The study investigated the relationship between lesion loads and clinical outcome assessment with the Pearson correlation coefficient. While we think the employed measure is applicable to the data, various alternative measures might be worth considering in future investigations.

Finally, correlations for each region were considered individually, while the effects of loads on networks of regions may not be adequately explained by loads on the constituent parts of those networks. Furthermore, adjacent regions will tend to be loaded together, and it is possible that loads on a given region may be predictive of clinical outcome, simply by their proximity to adjacent eloquent areas. Detailed NIHSS scores of the 15 functional elements and supplementary quality of life scales, providing functionality of subjects in daily life, were not available in the cohort under investigation.

Outlook

Our analysis lays a solid foundation for exploring the relationship between neurological assessments (mRS and NIHSS) and lesion site and extent.
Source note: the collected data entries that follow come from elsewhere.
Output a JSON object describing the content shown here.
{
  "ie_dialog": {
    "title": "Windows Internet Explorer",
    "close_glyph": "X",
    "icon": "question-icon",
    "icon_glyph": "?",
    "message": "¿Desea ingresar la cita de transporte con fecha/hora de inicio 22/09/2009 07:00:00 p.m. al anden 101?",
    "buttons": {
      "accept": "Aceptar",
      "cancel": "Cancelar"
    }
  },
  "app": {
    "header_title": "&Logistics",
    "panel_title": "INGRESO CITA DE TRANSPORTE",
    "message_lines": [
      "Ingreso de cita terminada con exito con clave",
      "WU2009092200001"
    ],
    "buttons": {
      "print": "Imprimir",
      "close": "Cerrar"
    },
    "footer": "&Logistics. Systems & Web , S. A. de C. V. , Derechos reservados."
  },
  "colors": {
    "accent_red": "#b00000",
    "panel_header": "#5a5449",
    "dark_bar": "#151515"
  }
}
This knowledge can be used to focus on and extract from imaging a selection of important features to make reliable predictions on neurological scores. The keywords here, we believe, are “focus” and “selection” as only information that is focused and manageable allows for a model that can be built from a feasible amount of patient data. Further, it brings the advantage of permitting a model with enough simplicity that the prediction process can be understood and further insights gained.

Conclusion

This study investigated the relationship between imaging-based lesion loads and 3 month clinical assessments. We analyzed various lesion delineations used for the computation of the lesion loads. Regions known to be associated with stroke outcome were confirmed and new potentially informative areas suggested. The results support the clinical utilization of the automatically predicted volumes from FASTER over the simpler DWI and PWI lesion delineations.

Author contributions

SH: Study design, data preparation and analysis, statistical analysis and writing of the manuscript; RW: Study design, concept, data interpretation, and writing of the manuscript. LH: Data preparation; JG: Manuscript discussion and review; PM: Manuscript discussion and review, BW: Data interpretation, manuscript discussion and review, SJ: Data preparation, manuscript discussion and review, MR: Study design, concept, data interpretation and writing of the manuscript, RM: Study design, concept, data interpretation, statistical analysis, and writing of the manuscript.

Conflict of interest statement

The authors declare that the research was conducted in the absence of any commercial or financial relationships that could be construed as a potential conflict of interest.